Questo è visto come un fine degno di tutto ciò che è contenuto nella storia fisica del mondo: questo dà completezza al tutto e ne fa unità. Non c'è bisogno di cercare un altro fine più alto, nessuno può essere concepito. È ciò che sembra degno di quelle forze tremende e sottili che sono state messe all'opera nel mondo fisico, ciò che giustifica il lungo trascorrere di età piene di meraviglie inosservate e brulicanti di vita sempre nuova, ciò che giustifica soprattutto queste ultime epoche in cui tutte le meraviglie fisiche sono state superate dalla tragica storia dell'uomo sulla terra.

Togli l'Incarnazione e tutto rimane oscuro, senza scopo, incomprensibile: concedi l'Incarnazione, credi che in Gesù Cristo il Supremo si è manifestato personalmente, e si fa luce su tutto ciò che è stato ed è.

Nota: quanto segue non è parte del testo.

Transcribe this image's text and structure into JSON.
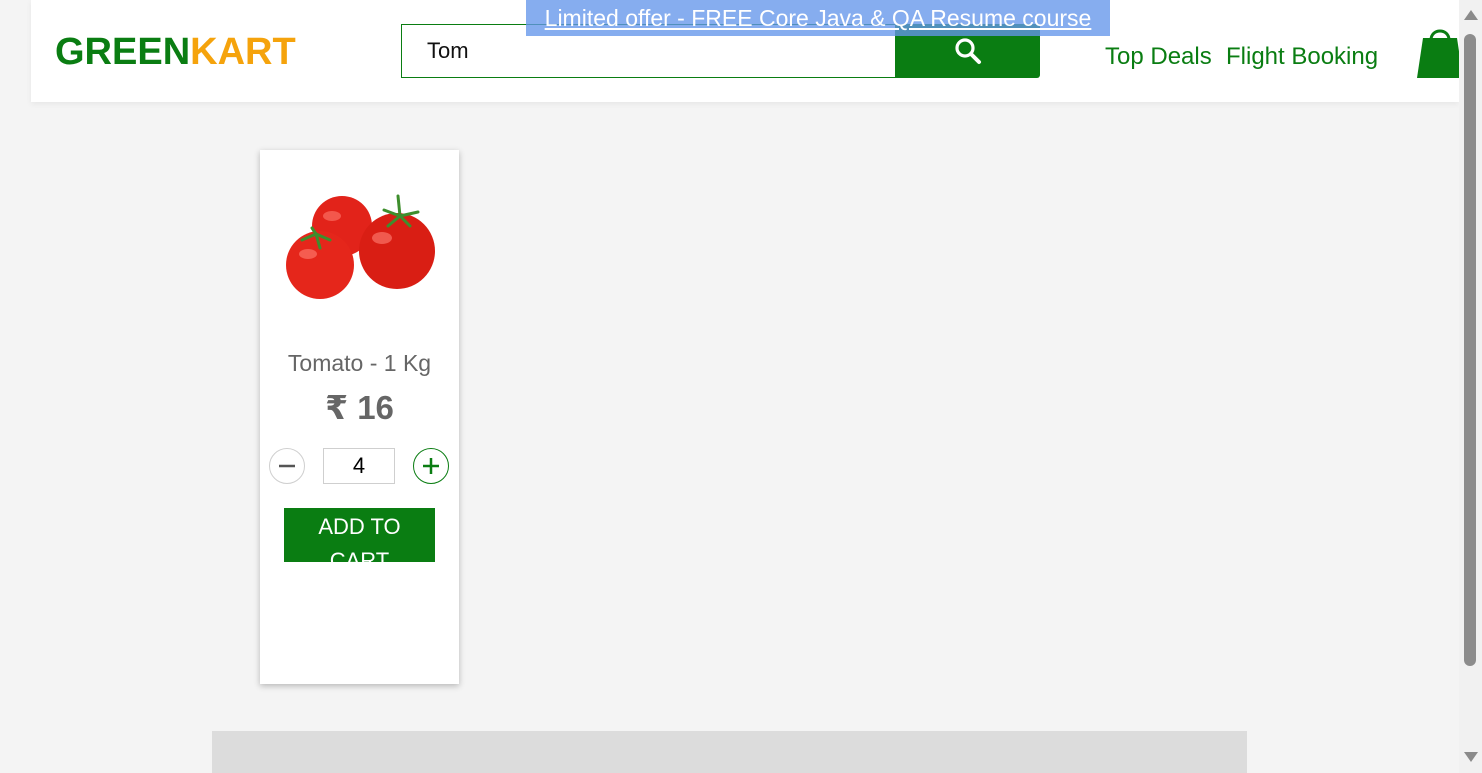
{
  "header": {
    "brand_part1": "GREEN",
    "brand_part2": "KART",
    "search": {
      "value": "Tom",
      "icon": "search-icon"
    },
    "offer_banner": "Limited offer - FREE Core Java & QA Resume course",
    "nav": [
      {
        "label": "Top Deals"
      },
      {
        "label": "Flight Booking"
      }
    ],
    "cart_icon": "shopping-bag-icon"
  },
  "products": [
    {
      "name": "Tomato - 1 Kg",
      "price": "₹ 16",
      "quantity": "4",
      "add_button": "ADD TO CART",
      "image_icon": "tomato-image"
    }
  ],
  "colors": {
    "brand_green": "#0a7d12",
    "brand_orange": "#f5a30c",
    "banner_blue": "#6496eb",
    "page_bg": "#f4f4f4"
  }
}
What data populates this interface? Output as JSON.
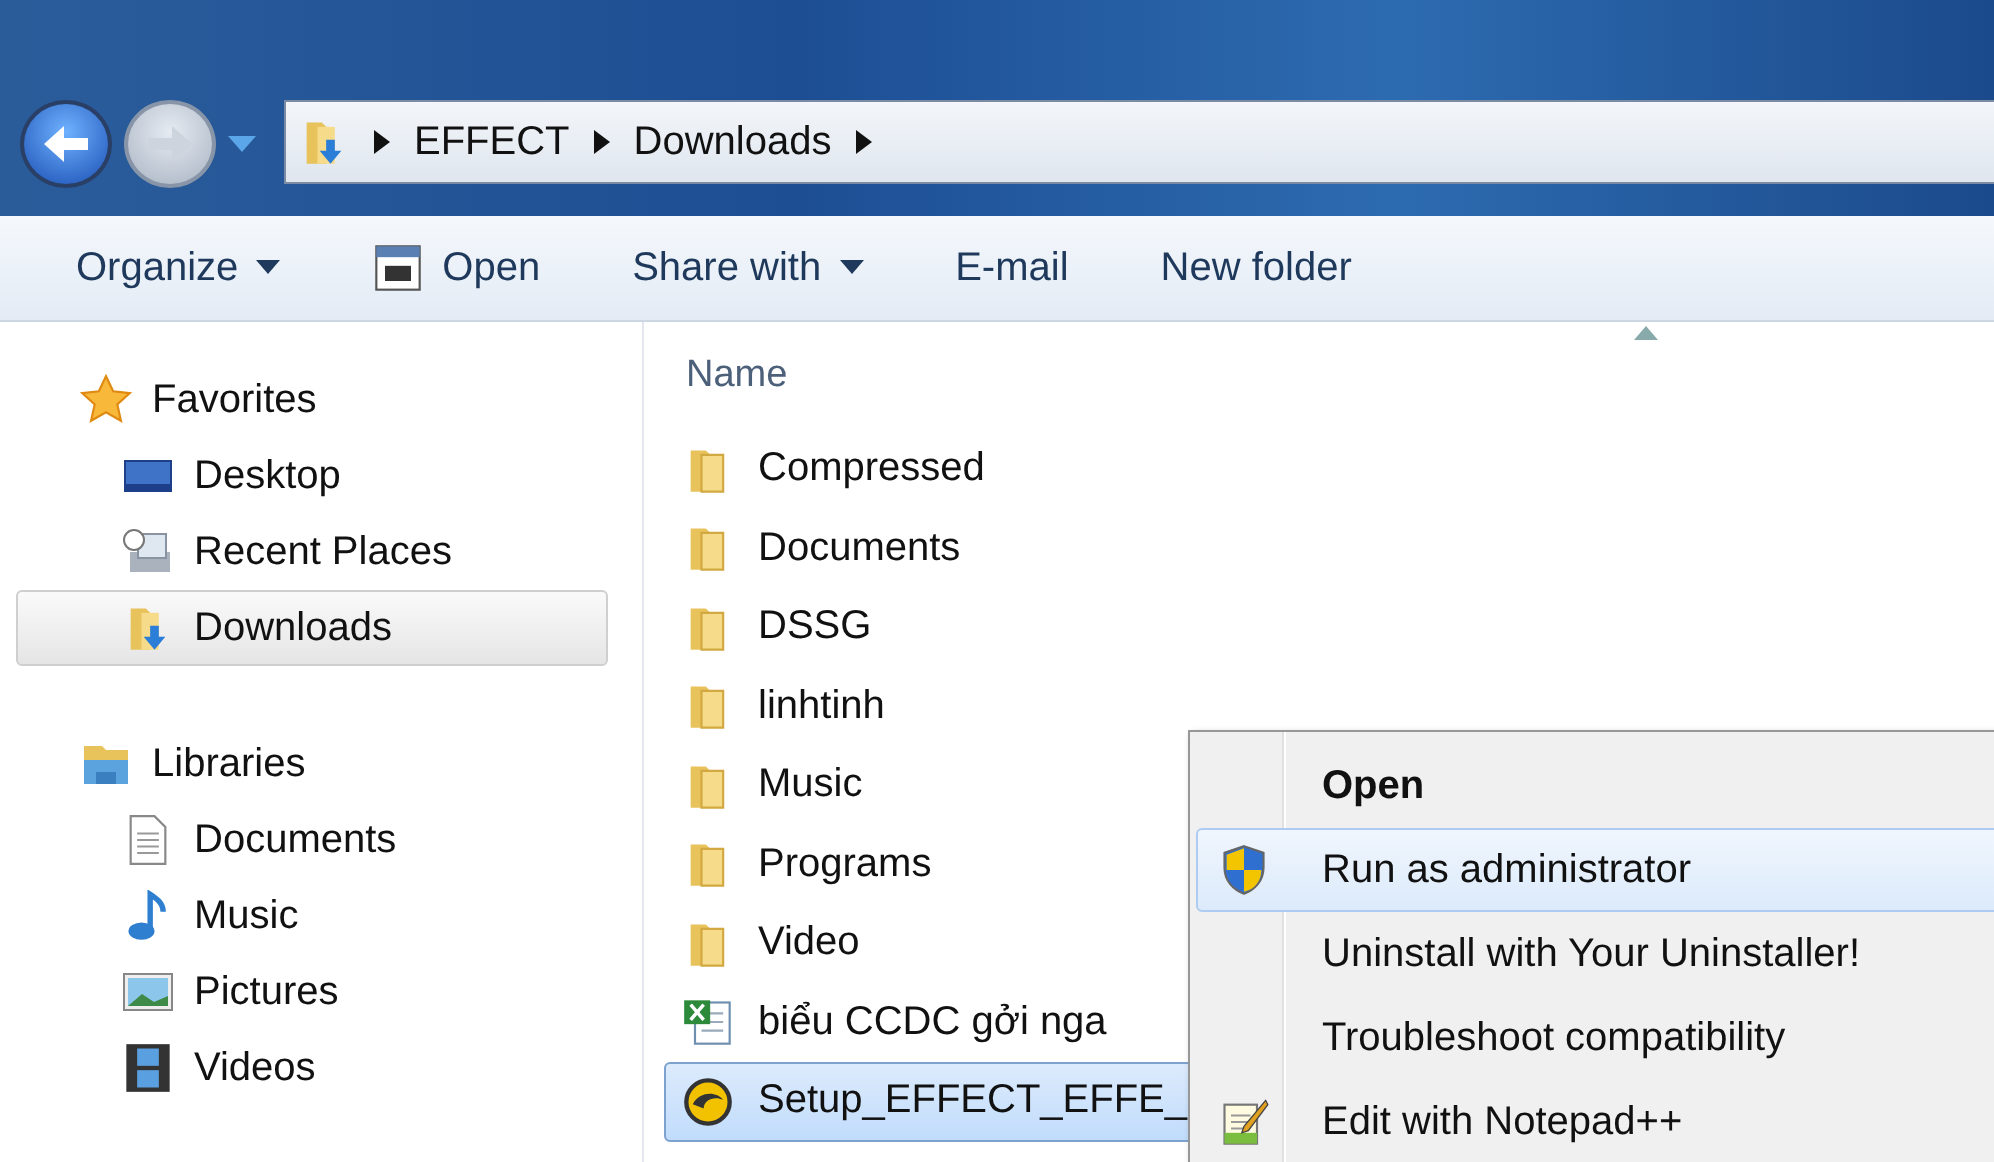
{
  "address_bar": {
    "crumbs": [
      "EFFECT",
      "Downloads"
    ]
  },
  "toolbar": [
    {
      "label": "Organize",
      "kind": "dropdown"
    },
    {
      "label": "Open",
      "kind": "open"
    },
    {
      "label": "Share with",
      "kind": "dropdown"
    },
    {
      "label": "E-mail",
      "kind": "plain"
    },
    {
      "label": "New folder",
      "kind": "plain"
    }
  ],
  "sidebar": {
    "groups": [
      {
        "label": "Favorites",
        "kind": "star",
        "items": [
          {
            "label": "Desktop",
            "kind": "desktop",
            "selected": false
          },
          {
            "label": "Recent Places",
            "kind": "recent",
            "selected": false
          },
          {
            "label": "Downloads",
            "kind": "downloads",
            "selected": true
          }
        ]
      },
      {
        "label": "Libraries",
        "kind": "library",
        "items": [
          {
            "label": "Documents",
            "kind": "document",
            "selected": false
          },
          {
            "label": "Music",
            "kind": "music",
            "selected": false
          },
          {
            "label": "Pictures",
            "kind": "pictures",
            "selected": false
          },
          {
            "label": "Videos",
            "kind": "videos",
            "selected": false
          }
        ]
      }
    ]
  },
  "file_list": {
    "columns": [
      "Name"
    ],
    "rows": [
      {
        "name": "Compressed",
        "kind": "folder",
        "selected": false
      },
      {
        "name": "Documents",
        "kind": "folder",
        "selected": false
      },
      {
        "name": "DSSG",
        "kind": "folder",
        "selected": false
      },
      {
        "name": "linhtinh",
        "kind": "folder",
        "selected": false
      },
      {
        "name": "Music",
        "kind": "folder",
        "selected": false
      },
      {
        "name": "Programs",
        "kind": "folder",
        "selected": false
      },
      {
        "name": "Video",
        "kind": "folder",
        "selected": false
      },
      {
        "name": "biểu CCDC gởi nga",
        "kind": "excel",
        "selected": false
      },
      {
        "name": "Setup_EFFECT_EFFE_",
        "kind": "setup",
        "selected": true
      }
    ]
  },
  "context_menu": [
    {
      "label": "Open",
      "kind": "default",
      "selected": false
    },
    {
      "label": "Run as administrator",
      "kind": "shield",
      "selected": true
    },
    {
      "label": "Uninstall with Your Uninstaller!",
      "kind": "plain",
      "selected": false
    },
    {
      "label": "Troubleshoot compatibility",
      "kind": "plain",
      "selected": false
    },
    {
      "label": "Edit with Notepad++",
      "kind": "notepad",
      "selected": false
    }
  ]
}
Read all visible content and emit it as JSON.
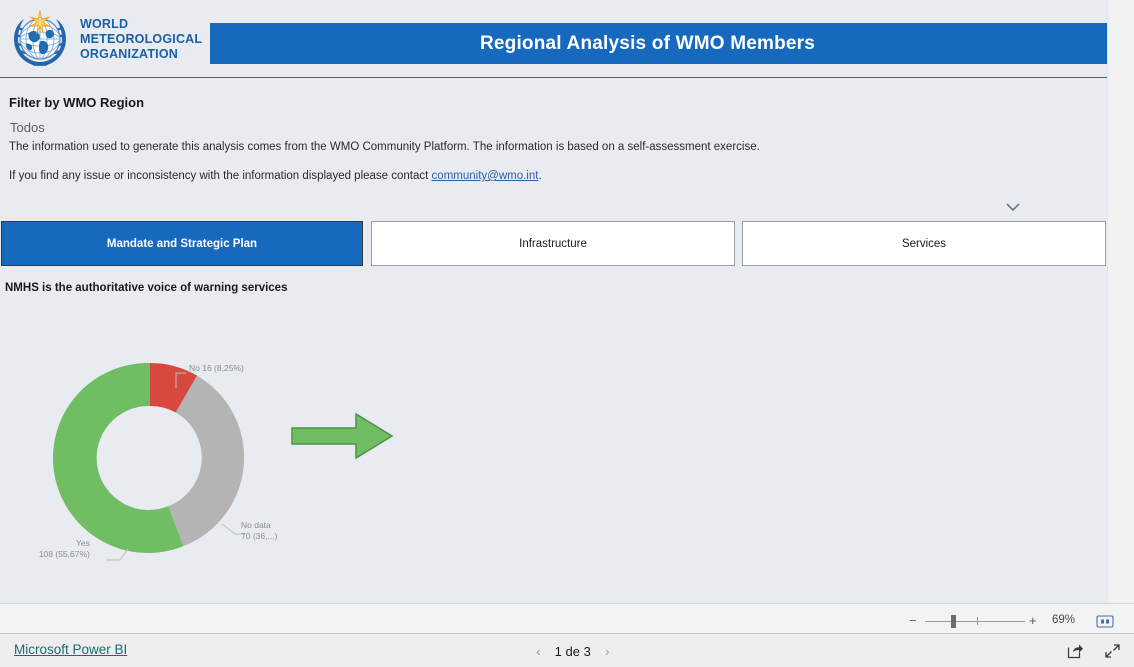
{
  "header": {
    "logo_alt": "World Meteorological Organization",
    "logo_lines": [
      "WORLD",
      "METEOROLOGICAL",
      "ORGANIZATION"
    ],
    "title": "Regional Analysis of WMO Members"
  },
  "filter": {
    "label": "Filter by WMO Region",
    "value": "Todos",
    "chevron_icon": "chevron-down-icon",
    "note_line1": "The information used to generate this analysis comes from the WMO Community Platform. The information is based on a self-assessment exercise.",
    "note_line2_before": "If you find any issue or inconsistency with the information displayed please contact ",
    "note_line2_link": "community@wmo.int",
    "note_line2_after": "."
  },
  "tabs": [
    {
      "label": "Mandate and Strategic Plan",
      "active": true
    },
    {
      "label": "Infrastructure",
      "active": false
    },
    {
      "label": "Services",
      "active": false
    }
  ],
  "visual": {
    "title": "NMHS is the authoritative voice of warning services",
    "arrow_icon": "right-arrow-shape"
  },
  "chart_data": {
    "type": "pie",
    "variant": "donut",
    "title": "NMHS is the authoritative voice of warning services",
    "labels": [
      "No",
      "No data",
      "Yes"
    ],
    "values": [
      16,
      70,
      108
    ],
    "percents": [
      "8,25%",
      "36,08%",
      "55,67%"
    ],
    "colors": [
      "#d7483f",
      "#b4b4b4",
      "#70bd63"
    ],
    "data_labels": [
      {
        "name": "No",
        "text_line1": "No 16 (8,25%)",
        "text_line2": ""
      },
      {
        "name": "No data",
        "text_line1": "No data",
        "text_line2": "70 (36,...)"
      },
      {
        "name": "Yes",
        "text_line1": "Yes",
        "text_line2": "108 (55,67%)"
      }
    ],
    "legend": "none",
    "grid": false,
    "start_angle_deg": 0,
    "total": 194
  },
  "zoombar": {
    "minus": "−",
    "plus": "+",
    "percent": "69%",
    "fit_icon": "fit-to-page-icon"
  },
  "footer": {
    "powerbi_label": "Microsoft Power BI",
    "prev_icon": "‹",
    "page_label": "1 de 3",
    "next_icon": "›",
    "share_icon": "share-icon",
    "fullscreen_icon": "fullscreen-icon"
  },
  "colors": {
    "brand_blue": "#1769be",
    "page_bg": "#e8ebef",
    "green": "#70bd63",
    "red": "#d7483f",
    "gray": "#b4b4b4",
    "link_teal": "#1b6b72"
  }
}
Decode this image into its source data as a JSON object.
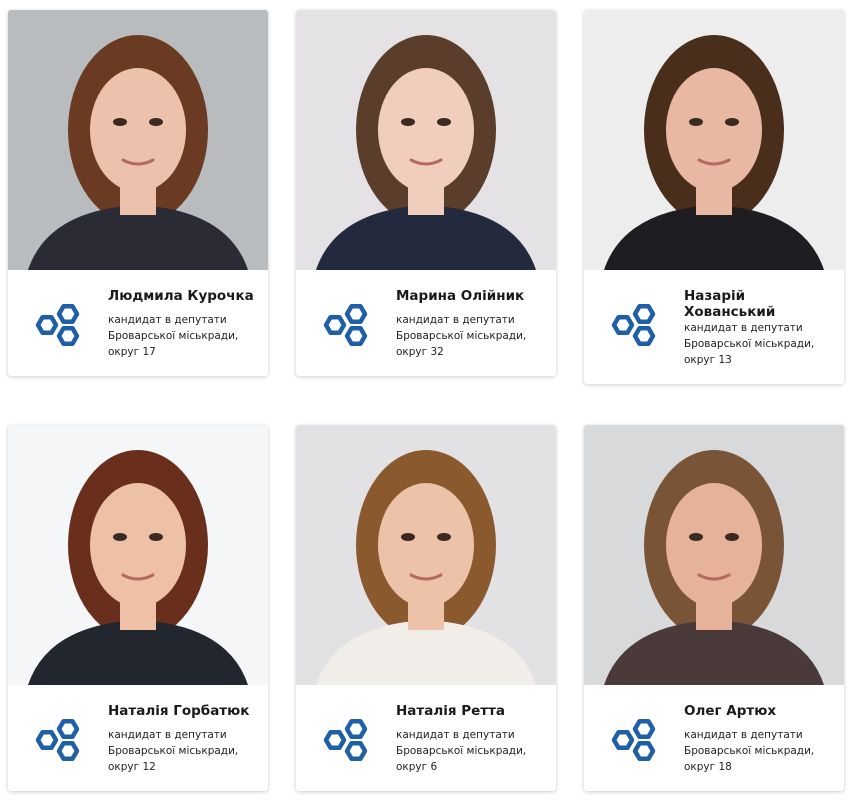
{
  "brand": {
    "accent": "#1f5fa8"
  },
  "candidates": [
    {
      "name": "Людмила Курочка",
      "line1": "кандидат в депутати",
      "line2": "Броварської міськради,",
      "line3": "округ 17",
      "bg": "#b9bcbe",
      "hair": "#6b3a22",
      "skin": "#ecc2ad",
      "clothes": "#2b2b36"
    },
    {
      "name": "Марина Олійник",
      "line1": "кандидат в депутати",
      "line2": "Броварської міськради,",
      "line3": "округ 32",
      "bg": "#e4e2e4",
      "hair": "#5a3d2a",
      "skin": "#f0cdbd",
      "clothes": "#232a3e"
    },
    {
      "name": "Назарій Хованський",
      "line1": "кандидат в депутати",
      "line2": "Броварської міськради,",
      "line3": "округ 13",
      "bg": "#ededed",
      "hair": "#4a2e1c",
      "skin": "#e9b8a3",
      "clothes": "#1d1d22"
    },
    {
      "name": "Наталія Горбатюк",
      "line1": "кандидат в депутати",
      "line2": "Броварської міськради,",
      "line3": "округ 12",
      "bg": "#f4f6f8",
      "hair": "#6a2f1c",
      "skin": "#eec0a6",
      "clothes": "#22262e"
    },
    {
      "name": "Наталія Ретта",
      "line1": "кандидат в депутати",
      "line2": "Броварської міськради,",
      "line3": "округ 6",
      "bg": "#e2e2e4",
      "hair": "#8a5a2e",
      "skin": "#ecc3a8",
      "clothes": "#f1eeea"
    },
    {
      "name": "Олег Артюх",
      "line1": "кандидат в депутати",
      "line2": "Броварської міськради,",
      "line3": "округ 18",
      "bg": "#d8d9db",
      "hair": "#7a5436",
      "skin": "#e6b29a",
      "clothes": "#4a3a3a"
    }
  ]
}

Si fa luce sulla vita individuale. Stai vivendo come se fossi il prodotto di cieche leggi meccaniche, e come se non ci fosse un oggetto degno della tua vita e di tutta la forza che puoi gettare nella tua vita? Considera l'Incarnazione del Creatore e chiediti se non ti è stato dato un oggetto sufficiente nella Sua chiamata per essere conforme alla Sua immagine e diventare l'esecutore intelligente dei Suoi scopi? Non vale la pena vivere la vita anche a queste condizioni? L'uomo che può ancora sedersi e lamentarsi come se non ci fosse alcun significato nell'esistenza, o oziare languidamente attraverso la vita come se non ci fosse entusiasmo o urgenza nel vivere, o cercare di soddisfare se stesso con comodità carnali, ha sicuramente bisogno di rivolgersi a la pagina di apertura dell'Apocalisse e apprendi che Dio ha visto oggetto sufficiente nella vita dell'uomo, abbastanza per compensare milioni di età di preparazione.

Se è possibile che tu debba condividere il carattere e il destino di Cristo, può una sana ambizione desiderare qualcosa di più o di più alto? Se il futuro deve essere tanto importante nei risultati quanto il passato è stato certamente pieno di preparazione, non ti preoccupi di condividere questi risultati? Credi che ci sia uno scopo nelle cose; che in Cristo, la rivelazione di Dio, puoi vedere cosa. questo è lo scopo, e che unendoti completamente a Lui e lasciandoti penetrare dal Suo Spirito puoi partecipare con Lui all'attuazione di quello scopo.